NVIDIA
On parle de l’IA comme d’un logiciel, mais elle reste d’abord une affaire de silicium. NVIDIA fournit les puces qui entraînent et font tourner la quasi-totalité des grands modèles, au point que son carnet de commandes annonce la santé du secteur avant les résultats des autres. Au-delà du matériel, l’entreprise a verrouillé son terrain avec une couche logicielle et des benchmarks qui dictent la manière même dont on évalue les agents.

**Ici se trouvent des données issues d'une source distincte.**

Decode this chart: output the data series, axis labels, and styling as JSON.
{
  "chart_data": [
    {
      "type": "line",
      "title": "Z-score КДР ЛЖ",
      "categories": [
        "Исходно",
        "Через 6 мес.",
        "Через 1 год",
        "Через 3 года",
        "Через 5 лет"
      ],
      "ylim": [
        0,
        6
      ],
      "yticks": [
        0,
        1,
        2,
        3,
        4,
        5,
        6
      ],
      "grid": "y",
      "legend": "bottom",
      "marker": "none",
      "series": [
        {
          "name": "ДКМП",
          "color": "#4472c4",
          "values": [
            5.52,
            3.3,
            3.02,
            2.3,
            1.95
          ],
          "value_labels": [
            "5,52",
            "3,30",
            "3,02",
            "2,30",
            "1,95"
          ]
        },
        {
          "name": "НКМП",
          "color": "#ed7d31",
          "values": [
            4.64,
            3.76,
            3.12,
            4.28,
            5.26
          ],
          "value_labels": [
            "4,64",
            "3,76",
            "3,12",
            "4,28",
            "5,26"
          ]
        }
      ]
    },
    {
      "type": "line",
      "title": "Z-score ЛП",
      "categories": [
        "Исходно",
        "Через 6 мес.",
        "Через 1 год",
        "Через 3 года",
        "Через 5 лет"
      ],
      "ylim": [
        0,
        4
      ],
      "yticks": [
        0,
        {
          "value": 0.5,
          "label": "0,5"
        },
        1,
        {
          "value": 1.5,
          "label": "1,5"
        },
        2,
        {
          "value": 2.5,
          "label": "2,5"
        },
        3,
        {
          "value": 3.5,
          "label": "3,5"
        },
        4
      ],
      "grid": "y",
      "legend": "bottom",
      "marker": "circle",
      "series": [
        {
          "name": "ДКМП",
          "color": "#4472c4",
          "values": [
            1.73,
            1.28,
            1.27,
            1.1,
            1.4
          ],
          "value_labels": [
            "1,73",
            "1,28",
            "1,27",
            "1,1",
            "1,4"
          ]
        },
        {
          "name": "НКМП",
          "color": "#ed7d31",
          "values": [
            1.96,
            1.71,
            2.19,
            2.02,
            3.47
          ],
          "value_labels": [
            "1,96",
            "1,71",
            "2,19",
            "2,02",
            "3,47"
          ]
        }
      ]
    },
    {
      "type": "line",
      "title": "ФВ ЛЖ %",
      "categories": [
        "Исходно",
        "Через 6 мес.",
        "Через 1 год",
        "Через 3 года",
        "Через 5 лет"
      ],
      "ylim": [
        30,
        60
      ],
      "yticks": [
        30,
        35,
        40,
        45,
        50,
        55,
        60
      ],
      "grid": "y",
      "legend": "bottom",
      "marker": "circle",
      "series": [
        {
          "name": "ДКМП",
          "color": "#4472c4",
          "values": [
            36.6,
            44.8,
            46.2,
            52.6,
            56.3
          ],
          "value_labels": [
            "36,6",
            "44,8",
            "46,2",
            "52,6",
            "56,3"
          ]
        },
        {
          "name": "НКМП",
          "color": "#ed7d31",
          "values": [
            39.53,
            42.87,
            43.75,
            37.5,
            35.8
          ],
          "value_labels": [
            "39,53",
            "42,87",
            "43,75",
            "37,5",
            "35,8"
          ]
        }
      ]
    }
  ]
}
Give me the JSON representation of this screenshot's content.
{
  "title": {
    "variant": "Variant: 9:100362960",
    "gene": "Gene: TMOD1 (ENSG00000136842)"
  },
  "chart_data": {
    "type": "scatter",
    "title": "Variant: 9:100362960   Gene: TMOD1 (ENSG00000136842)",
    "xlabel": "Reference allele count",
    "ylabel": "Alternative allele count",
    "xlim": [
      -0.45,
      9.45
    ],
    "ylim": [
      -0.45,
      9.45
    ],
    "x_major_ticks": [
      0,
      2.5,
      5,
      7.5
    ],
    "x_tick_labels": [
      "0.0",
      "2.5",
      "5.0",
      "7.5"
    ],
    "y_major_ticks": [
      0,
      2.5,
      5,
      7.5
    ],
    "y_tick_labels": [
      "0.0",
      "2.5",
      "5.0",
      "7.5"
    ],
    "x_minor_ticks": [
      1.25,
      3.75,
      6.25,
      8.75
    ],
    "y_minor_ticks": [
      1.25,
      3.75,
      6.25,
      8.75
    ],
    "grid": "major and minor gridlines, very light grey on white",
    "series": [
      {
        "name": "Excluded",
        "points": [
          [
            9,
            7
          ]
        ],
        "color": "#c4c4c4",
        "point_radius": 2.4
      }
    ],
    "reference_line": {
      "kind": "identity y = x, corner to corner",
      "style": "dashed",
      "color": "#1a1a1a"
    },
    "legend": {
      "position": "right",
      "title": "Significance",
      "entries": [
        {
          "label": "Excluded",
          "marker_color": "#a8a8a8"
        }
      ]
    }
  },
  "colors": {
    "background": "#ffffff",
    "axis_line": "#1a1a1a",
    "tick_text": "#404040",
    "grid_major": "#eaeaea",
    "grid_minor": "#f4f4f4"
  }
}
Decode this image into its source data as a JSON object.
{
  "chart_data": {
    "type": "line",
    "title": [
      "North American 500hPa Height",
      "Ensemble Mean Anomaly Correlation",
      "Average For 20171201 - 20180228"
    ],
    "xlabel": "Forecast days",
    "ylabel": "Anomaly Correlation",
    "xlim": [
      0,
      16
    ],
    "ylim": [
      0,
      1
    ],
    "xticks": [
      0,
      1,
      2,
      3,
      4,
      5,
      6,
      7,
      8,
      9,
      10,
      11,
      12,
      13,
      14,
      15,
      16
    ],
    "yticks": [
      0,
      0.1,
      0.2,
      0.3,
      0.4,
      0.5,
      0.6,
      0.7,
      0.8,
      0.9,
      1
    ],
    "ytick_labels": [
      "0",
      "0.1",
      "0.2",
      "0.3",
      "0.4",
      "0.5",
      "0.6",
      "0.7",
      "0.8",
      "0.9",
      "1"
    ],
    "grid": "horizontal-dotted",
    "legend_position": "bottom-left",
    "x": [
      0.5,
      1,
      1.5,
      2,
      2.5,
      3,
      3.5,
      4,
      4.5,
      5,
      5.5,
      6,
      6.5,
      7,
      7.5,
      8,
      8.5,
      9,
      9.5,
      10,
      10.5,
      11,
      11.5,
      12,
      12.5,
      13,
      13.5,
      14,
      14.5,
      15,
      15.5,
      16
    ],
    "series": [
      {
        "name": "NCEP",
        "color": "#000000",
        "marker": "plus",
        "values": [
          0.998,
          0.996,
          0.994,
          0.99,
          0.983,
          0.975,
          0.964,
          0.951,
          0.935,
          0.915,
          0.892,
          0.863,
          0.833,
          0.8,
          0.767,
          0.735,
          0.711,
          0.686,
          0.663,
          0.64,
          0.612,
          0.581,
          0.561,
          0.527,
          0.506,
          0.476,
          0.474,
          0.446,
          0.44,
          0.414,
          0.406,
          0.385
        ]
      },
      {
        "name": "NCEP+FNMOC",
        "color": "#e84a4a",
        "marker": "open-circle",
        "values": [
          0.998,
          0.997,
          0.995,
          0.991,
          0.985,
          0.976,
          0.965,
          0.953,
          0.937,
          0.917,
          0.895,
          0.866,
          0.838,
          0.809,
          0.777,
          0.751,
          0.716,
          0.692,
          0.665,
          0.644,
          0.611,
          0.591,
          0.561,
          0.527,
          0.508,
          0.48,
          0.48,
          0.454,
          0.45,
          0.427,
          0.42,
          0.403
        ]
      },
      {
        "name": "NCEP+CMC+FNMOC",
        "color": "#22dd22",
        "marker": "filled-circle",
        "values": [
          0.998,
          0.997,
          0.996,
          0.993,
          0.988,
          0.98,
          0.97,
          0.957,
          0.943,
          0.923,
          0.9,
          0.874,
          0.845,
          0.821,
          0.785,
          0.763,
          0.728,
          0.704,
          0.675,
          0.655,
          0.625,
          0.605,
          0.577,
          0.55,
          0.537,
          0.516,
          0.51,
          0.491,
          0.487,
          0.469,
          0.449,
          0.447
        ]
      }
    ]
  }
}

Cette position dominante est aussi un risque. Quand une industrie entière dépend d’un seul fournisseur, sa feuille de route impose le rythme, ses prix fixent le ticket d’entrée, ses choix techniques orientent la recherche. Ce n’est pas seulement un fabricant de puces, c’est une infrastructure critique sur laquelle repose une économie. Que se passe-t-il le jour où la demande de calcul cesse de grimper ?
Questions frequentes
Qu'est-ce que NVIDIA dans l'écosystème de l'IA ?
NVIDIA est un fabricant de processeurs graphiques (GPU) devenu le fournisseur dominant du matériel qui entraîne et fait tourner les modèles d'IA. Ses puces et son écosystème logiciel servent de socle de calcul à la plupart des grands laboratoires et des fournisseurs de cloud.
Pourquoi NVIDIA est-il incontournable pour entraîner les modèles d'IA ?
Entraîner un grand modèle exige une puissance de calcul parallèle massive, exactement ce que fournissent les GPU. NVIDIA a aussi bâti une couche logicielle, notamment CUDA, qui verrouille les développeurs sur son matériel. Ce cumul matériel plus logiciel explique sa position quasi hégémonique sur l'entraînement.
Qu'est-ce que CUDA et pourquoi renforce-t-il la position de NVIDIA ?
CUDA est la plateforme de programmation qui permet d'exploiter les GPU NVIDIA pour le calcul intensif. La quasi-totalité des frameworks d'IA sont optimisés pour elle, ce qui crée un coût de changement élevé : migrer vers un matériel concurrent oblige à réécrire et revalider une grande partie du code.
Quelle différence entre l'entraînement et l'inférence pour les puces d'IA ?
L'entraînement consiste à ajuster les paramètres d'un modèle sur d'énormes volumes de données, une phase très gourmande en calcul. L'inférence, c'est faire fonctionner le modèle déjà entraîné pour produire des réponses. NVIDIA domine l'entraînement, mais l'inférence, moins exigeante, attire davantage de puces concurrentes et spécialisées.
NVIDIA a-t-il des concurrents sérieux ?
Oui. D'autres fondeurs proposent des GPU ou des accélérateurs, et plusieurs acteurs du cloud conçoivent leurs propres puces d'IA pour réduire leur dépendance. Des start-up misent sur des architectures dédiées à l'inférence. La domination de NVIDIA reste forte, surtout grâce à son écosystème logiciel, mais elle est contestée.